Welfare reform advocates have long argued that creating labor requirements for cash assistance would incentivize low-skilled workers to seek employment.
Those “mainstreamers” were vindicated again this month after the National Bureau of Economic Research published findings that suggest welfare reform programs of the late 1990s did just that, and more: They also had a hand in reducing the number of minor crime arrests for teenagers.
Researchers from the University of Chicago, Rider University, Rutgers University, and Bentley University analyzed data collected from the Department of Justice (DOJ) and Federal Bureau of Investigation’s Uniform Crime Reporting Program. The data provided researchers with the number of arrests by age and gender, allowing them to aggregate data about the cohorts they studied (males and females ages 10–14 and 15–17) and track correlations between maternal employment and youth arrests based on federal welfare policy changes (like the implementation of Temporary Assistance for Needy Families, or TANF) and the dates they were implemented at the state level.
Using a mathematical model to analyze the Federal Bureau of Investigation and DOJ data, the researchers related the change over time in number of arrests to changes in welfare reform; the model factors in a 12-month lag between policy implementation and impact on the population.
The findings, they say in the report, provide “robust evidence” that welfare reforms from the late ’90s led to a decrease in youth arrests for minor crimes, like disorderly conduct and curfew and liquor laws, by 7 to 9 percent.
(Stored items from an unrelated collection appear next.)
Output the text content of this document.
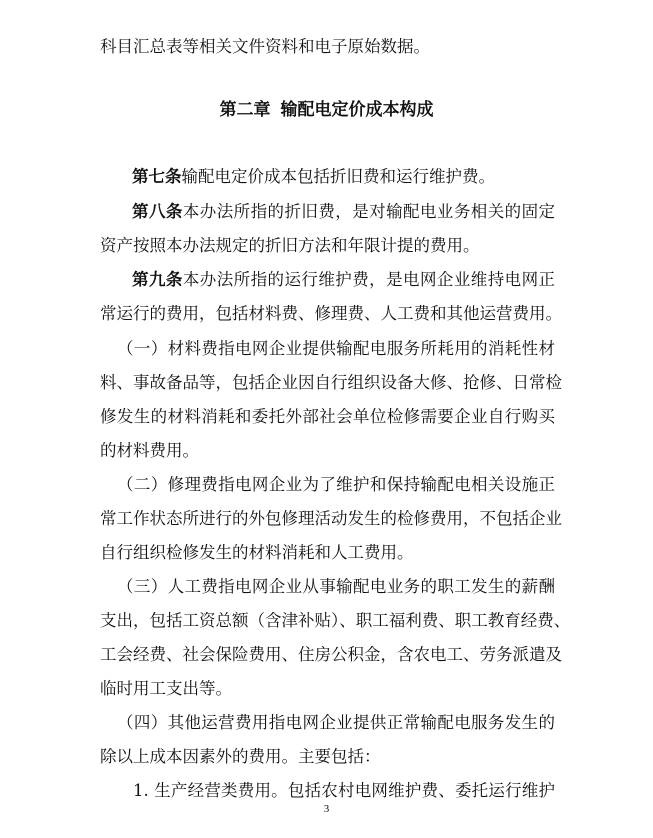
科目汇总表等相关文件资料和电子原始数据。
第二章 输配电定价成本构成
第七条输配电定价成本包括折旧费和运行维护费。
第八条本办法所指的折旧费，是对输配电业务相关的固定
资产按照本办法规定的折旧方法和年限计提的费用。
第九条本办法所指的运行维护费，是电网企业维持电网正
常运行的费用，包括材料费、修理费、人工费和其他运营费用。
（一）材料费指电网企业提供输配电服务所耗用的消耗性材
料、事故备品等，包括企业因自行组织设备大修、抢修、日常检
修发生的材料消耗和委托外部社会单位检修需要企业自行购买
的材料费用。
（二）修理费指电网企业为了维护和保持输配电相关设施正
常工作状态所进行的外包修理活动发生的检修费用，不包括企业
自行组织检修发生的材料消耗和人工费用。
（三）人工费指电网企业从事输配电业务的职工发生的薪酬
支出，包括工资总额（含津补贴）、职工福利费、职工教育经费、
工会经费、社会保险费用、住房公积金，含农电工、劳务派遣及
临时用工支出等。
（四）其他运营费用指电网企业提供正常输配电服务发生的
除以上成本因素外的费用。主要包括：
1. 生产经营类费用。包括农村电网维护费、委托运行维护
3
The causality became more statistically significant and “consistent” the older the teenagers were, the researchers write.
They did not find the same was true for arrests for serious crimes, like vandalism or violent crime. The researchers note that the finding wasn’t surprising, given that welfare reform is not likely to provide the kind of material changes necessary to dramatically reduce incidences of violent crime.
And, despite initial predictions, researchers found that arrest rates were similar between males and females, countering the assumption that maternal employment changes young girls’ expectations “about welfare reliance as an option for themselves in the future.”
“[The results] provide some support for the widely-embraced argument that welfare reform would discourage undesirable social behavior, not only of mothers, but also of the next generation,” the researchers conclude.